A new sensor makes it possible for the first time to simultaneously track dopamine and up to two additional molecules in the brains of living animals. The sensor, dubbed HaloDA1.0, uses a novel dopamine-tagging system that emits light at the far-red end of the color spectrum, according to the team behind the work.

“There’s a real need to monitor multiple relevant molecules, as they’re doing here,” says Nicolas Tritsch, assistant professor of neuroscience at McGill University, who was not involved in the study. Because dopamine is involved in a range of key brain functions, when studying its effects on a cell it’s important to consider other neuromodulators that are released at the same time, as well as the signaling cascades these molecules may trigger, Tritsch says.

Most dopamine-tracking strategies genetically encode a naturally occurring fluorescent protein into dopamine receptors; when dopamine attaches to the modified receptors, the fluorescent protein changes shape and emits light. But naturally occurring fluorescent proteins have a limited color palette, which has made it difficult to develop sensors that can go beyond two-color imaging, says study investigator Yulong Li, professor of life sciences at Peking University.

Instead of genetically encoding a fluorescent protein, HaloDA1.0 attaches a synthetic molecule called HaloTag to dopamine receptors. This tag binds tightly to previously developed artificial dyes that change shape and fluoresce in the far-red spectrum when dopamine binds to its receptors. Because the dyes fluoresce at the far end of the red spectrum, it leaves room for other sensors to glow at different wavelengths.

Other scientists have previously combined HaloTag and synthetic dyes to create sensors, but this is the first time HaloTag has been applied to a member of the family of G protein-coupled receptors (GPCRs)—namely, dopamine receptors. “It opens up so many new possibilities, because there are so many GPCRs” that play critical roles in brain function, says Robert Campbell, professor of chemistry at the University of Tokyo, who was not involved in this study.

L

i’s team tested the sensor in living zebrafish and mice. The researchers injected a plasmid carrying the sensor into fish larvae and then submerged the fish in the dye; for the mice, they injected a virus encoding the HaloDA1.0 into select areas of the brain and then injected the dye, which can cross the blood-brain barrier, into the bloodstream.

In a variety of tests, the team was able use HaloDA1.0 together with existing sensors to generate three-color imaging of dopamine and two other molecules, including acetylcholine, calcium and adenosine triphosphate (ATP). In mice, the researchers combined the sensor with optogenetics to monitor dopamine and calcium release in response to the stimulation of specific brain regions.
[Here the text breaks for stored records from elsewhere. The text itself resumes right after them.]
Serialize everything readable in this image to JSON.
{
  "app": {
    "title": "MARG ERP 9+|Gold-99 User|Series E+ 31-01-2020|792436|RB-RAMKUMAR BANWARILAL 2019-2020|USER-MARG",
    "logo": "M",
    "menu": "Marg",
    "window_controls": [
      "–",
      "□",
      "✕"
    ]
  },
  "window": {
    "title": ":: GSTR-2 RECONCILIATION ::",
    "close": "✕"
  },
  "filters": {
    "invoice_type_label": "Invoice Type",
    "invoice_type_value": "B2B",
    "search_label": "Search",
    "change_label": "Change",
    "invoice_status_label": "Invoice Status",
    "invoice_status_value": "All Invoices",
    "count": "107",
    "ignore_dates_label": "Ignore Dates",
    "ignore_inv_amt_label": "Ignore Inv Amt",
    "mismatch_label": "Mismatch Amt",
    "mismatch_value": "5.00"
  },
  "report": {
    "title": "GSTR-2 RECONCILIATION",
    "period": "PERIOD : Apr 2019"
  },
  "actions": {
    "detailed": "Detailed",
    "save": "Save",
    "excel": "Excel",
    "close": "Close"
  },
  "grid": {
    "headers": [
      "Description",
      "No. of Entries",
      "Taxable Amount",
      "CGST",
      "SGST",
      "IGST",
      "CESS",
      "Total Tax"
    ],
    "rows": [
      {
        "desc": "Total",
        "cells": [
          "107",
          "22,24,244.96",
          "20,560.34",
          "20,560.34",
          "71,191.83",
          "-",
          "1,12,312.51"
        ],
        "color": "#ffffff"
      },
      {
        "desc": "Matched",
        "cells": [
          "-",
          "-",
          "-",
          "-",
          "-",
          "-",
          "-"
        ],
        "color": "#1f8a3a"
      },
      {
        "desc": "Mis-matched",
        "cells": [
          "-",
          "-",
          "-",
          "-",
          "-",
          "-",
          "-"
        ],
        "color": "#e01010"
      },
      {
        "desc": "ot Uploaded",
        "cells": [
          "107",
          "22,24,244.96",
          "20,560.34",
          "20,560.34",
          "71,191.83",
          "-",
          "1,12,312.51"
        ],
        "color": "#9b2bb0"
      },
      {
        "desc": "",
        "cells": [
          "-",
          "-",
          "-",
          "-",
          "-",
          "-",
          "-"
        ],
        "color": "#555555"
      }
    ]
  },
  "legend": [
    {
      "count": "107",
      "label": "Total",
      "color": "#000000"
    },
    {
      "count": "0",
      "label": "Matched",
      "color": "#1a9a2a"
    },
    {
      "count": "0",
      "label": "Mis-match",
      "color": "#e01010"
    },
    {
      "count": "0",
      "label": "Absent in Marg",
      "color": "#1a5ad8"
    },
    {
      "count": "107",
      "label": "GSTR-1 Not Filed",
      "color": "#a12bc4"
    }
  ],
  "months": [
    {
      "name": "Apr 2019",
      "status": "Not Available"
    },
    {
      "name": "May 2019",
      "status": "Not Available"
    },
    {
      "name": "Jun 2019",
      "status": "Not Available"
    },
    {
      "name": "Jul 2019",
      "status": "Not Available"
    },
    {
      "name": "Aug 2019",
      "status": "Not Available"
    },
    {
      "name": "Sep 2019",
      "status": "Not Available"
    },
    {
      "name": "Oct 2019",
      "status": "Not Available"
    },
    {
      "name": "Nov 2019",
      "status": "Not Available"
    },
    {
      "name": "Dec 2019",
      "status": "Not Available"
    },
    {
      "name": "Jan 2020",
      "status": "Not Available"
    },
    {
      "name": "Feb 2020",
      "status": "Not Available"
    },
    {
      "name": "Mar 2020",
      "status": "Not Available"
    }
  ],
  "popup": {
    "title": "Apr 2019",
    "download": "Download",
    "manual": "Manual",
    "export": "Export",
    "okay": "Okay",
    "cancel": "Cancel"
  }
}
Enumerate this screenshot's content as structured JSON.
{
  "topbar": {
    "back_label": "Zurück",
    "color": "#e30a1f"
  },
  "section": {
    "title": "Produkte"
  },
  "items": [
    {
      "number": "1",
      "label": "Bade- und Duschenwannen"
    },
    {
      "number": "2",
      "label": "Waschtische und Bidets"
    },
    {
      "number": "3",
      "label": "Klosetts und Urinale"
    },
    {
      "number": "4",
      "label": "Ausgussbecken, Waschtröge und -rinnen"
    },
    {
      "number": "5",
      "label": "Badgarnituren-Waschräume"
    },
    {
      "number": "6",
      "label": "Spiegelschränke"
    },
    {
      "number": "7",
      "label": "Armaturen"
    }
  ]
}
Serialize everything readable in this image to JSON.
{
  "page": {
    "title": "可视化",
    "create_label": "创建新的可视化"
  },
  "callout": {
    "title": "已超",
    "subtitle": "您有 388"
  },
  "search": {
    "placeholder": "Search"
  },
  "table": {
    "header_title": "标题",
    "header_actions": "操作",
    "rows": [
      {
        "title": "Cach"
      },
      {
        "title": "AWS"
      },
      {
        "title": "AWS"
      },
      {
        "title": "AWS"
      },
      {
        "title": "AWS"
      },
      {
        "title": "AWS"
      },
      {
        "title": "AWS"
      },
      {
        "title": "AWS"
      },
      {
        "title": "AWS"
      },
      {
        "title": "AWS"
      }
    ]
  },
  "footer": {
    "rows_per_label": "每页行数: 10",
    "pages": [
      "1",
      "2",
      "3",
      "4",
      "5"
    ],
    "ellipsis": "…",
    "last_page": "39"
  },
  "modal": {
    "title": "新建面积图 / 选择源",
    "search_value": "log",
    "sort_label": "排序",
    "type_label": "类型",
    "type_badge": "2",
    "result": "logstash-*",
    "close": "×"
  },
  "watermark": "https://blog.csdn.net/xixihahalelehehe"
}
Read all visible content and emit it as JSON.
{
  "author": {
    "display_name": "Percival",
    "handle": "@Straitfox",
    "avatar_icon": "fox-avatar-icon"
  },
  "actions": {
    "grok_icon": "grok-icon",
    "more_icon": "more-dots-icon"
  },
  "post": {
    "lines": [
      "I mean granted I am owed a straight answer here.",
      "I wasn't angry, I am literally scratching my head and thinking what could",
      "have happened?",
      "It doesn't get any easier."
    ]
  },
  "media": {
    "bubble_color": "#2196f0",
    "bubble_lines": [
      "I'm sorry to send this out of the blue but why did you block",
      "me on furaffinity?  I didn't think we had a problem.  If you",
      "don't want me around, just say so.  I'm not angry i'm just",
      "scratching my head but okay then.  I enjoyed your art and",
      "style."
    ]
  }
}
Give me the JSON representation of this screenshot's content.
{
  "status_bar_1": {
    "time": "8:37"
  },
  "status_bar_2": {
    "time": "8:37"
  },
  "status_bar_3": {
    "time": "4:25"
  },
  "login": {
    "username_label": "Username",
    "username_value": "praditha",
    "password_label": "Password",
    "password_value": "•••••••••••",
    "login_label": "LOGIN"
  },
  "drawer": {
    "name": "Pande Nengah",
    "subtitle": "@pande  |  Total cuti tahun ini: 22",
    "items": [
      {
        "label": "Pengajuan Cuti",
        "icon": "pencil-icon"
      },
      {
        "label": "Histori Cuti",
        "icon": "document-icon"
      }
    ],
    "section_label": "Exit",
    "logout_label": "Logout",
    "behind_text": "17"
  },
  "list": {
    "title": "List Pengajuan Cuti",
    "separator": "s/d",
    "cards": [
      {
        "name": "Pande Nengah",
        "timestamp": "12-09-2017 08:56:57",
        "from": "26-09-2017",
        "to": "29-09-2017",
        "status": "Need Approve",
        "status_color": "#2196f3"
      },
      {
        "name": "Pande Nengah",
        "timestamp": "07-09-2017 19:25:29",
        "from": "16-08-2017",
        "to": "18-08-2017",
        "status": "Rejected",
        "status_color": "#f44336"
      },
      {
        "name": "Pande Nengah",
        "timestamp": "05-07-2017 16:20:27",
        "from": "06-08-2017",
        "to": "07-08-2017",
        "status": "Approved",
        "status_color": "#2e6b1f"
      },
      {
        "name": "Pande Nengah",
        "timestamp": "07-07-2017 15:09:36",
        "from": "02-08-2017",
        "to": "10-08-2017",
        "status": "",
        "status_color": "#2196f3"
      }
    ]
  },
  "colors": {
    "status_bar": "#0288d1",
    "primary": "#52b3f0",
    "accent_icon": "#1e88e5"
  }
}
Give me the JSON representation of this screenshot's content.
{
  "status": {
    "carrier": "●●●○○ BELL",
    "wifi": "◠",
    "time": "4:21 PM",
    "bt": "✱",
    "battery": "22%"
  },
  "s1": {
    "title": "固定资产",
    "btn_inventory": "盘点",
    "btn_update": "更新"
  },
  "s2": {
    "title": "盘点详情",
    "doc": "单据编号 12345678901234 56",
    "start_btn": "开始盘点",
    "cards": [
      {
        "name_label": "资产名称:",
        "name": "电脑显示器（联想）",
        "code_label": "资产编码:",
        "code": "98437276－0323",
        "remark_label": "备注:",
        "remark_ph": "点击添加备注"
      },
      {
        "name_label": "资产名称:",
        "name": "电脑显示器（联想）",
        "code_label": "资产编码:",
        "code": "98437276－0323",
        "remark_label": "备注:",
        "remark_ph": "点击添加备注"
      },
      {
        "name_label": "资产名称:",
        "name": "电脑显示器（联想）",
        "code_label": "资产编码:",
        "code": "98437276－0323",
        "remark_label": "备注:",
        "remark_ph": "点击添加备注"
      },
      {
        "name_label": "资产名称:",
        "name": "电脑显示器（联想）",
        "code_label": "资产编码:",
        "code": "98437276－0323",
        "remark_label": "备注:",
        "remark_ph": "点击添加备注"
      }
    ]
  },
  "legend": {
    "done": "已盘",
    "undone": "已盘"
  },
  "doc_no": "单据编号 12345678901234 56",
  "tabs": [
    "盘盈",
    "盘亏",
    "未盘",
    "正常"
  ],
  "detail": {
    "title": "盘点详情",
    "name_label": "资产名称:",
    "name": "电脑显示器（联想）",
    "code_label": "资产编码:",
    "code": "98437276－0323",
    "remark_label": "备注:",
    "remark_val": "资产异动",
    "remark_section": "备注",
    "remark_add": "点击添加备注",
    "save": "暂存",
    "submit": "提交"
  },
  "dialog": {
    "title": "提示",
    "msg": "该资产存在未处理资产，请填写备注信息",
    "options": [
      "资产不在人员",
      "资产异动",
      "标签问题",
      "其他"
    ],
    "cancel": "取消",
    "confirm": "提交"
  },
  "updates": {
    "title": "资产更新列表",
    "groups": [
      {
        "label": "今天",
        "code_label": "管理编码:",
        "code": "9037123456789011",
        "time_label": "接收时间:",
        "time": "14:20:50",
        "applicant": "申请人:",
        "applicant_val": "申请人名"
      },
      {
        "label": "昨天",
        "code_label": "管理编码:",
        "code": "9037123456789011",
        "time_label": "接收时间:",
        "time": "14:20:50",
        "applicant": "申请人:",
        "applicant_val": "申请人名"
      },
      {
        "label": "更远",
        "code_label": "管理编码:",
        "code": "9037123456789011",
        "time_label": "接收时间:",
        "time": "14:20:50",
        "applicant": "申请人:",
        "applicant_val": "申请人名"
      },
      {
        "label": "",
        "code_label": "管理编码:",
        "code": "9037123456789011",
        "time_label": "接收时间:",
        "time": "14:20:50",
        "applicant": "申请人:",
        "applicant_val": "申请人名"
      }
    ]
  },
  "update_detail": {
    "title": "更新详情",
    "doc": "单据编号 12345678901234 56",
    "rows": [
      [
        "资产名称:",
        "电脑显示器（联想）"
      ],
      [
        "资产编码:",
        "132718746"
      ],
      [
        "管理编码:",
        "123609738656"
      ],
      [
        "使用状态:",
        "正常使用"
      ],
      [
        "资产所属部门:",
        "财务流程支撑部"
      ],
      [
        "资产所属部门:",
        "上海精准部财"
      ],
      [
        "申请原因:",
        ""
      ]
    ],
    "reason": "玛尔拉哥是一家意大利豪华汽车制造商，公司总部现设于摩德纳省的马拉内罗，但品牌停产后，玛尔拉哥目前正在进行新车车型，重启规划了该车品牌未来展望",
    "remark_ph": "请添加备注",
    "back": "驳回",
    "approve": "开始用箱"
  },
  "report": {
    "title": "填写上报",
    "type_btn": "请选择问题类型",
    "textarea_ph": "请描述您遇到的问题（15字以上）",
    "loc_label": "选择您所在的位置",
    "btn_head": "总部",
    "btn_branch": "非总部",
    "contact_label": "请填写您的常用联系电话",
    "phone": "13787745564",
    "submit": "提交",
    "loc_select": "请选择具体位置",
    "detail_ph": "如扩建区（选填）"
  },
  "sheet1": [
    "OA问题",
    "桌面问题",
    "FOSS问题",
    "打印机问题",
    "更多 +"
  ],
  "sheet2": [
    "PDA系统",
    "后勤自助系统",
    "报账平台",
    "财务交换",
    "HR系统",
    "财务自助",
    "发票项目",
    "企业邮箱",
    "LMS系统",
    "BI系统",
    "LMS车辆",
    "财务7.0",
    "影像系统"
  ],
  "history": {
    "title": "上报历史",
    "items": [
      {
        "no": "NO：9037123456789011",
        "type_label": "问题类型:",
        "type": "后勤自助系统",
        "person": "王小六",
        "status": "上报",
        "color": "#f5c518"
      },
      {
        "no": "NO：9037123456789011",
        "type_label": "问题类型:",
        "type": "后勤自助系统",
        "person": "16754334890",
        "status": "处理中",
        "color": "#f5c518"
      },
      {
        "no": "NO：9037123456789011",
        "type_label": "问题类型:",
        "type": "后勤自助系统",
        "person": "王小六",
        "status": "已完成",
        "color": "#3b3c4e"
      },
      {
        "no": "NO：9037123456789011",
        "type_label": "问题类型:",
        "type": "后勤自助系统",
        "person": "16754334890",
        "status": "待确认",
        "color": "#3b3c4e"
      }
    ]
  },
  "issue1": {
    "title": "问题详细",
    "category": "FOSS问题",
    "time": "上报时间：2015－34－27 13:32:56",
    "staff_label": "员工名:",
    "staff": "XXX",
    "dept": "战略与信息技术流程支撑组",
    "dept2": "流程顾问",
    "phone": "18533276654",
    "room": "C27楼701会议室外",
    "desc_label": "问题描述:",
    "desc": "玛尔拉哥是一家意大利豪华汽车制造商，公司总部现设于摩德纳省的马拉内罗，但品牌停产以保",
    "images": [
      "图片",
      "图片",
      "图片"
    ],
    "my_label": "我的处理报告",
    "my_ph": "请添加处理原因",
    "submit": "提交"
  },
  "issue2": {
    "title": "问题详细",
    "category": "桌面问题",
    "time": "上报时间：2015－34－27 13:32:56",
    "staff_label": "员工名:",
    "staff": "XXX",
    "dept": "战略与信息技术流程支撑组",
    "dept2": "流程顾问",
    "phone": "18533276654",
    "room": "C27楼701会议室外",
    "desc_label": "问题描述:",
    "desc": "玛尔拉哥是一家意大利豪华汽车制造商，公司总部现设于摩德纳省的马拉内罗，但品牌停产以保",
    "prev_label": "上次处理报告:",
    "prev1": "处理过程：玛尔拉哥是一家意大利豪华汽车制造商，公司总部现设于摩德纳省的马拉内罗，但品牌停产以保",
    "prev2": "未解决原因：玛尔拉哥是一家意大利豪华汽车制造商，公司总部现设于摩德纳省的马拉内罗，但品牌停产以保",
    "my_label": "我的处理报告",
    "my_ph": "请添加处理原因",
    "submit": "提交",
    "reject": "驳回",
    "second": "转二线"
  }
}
They also used the tool to simultaneously track dopamine, acetylcholine and the secondary messenger cyclic adenosine monophosphate (cAMP) in the nucleus accumbens in response to the mice consuming sugar or experiencing mild foot shocks. The experiments revealed how these positive and negative stimuli change dopamine and acetylcholine levels—and how that, in turn, can affect to the production of cAMP. The researchers published their findings last month in Science.

A major technological advance in this study was the discovery of a dye that, compared with other dyes researchers have tested, can more readily reach the brain, Campbell says. Other groups, including his own, can now apply this dye to their own sensors, he adds.

HaloDA1.0 has some limitations, Li notes. One is that, unlike genetically encoded fluorescent proteins, which are long-lasting, the dye used in this sensor fades after a few days. Researchers who want to carry out longer experiments may need to reinject the dye periodically. Li says his group is working on finding noninvasive ways to sustainably provide enough dye for these lengthier projects.

Another limitation is that not all confocal microscopes, which are commonly used in these studies, are set up to conduct three-color imaging, Tritsch says.

At the same time, though, the ability to use synthetic dyes mean that “we’re not limited to things that our bodies can engineer,” he adds. “This is an exciting new development that I’m sure in a few years from now, we’ll look back at and think how it really opened a whole new area of imaging.”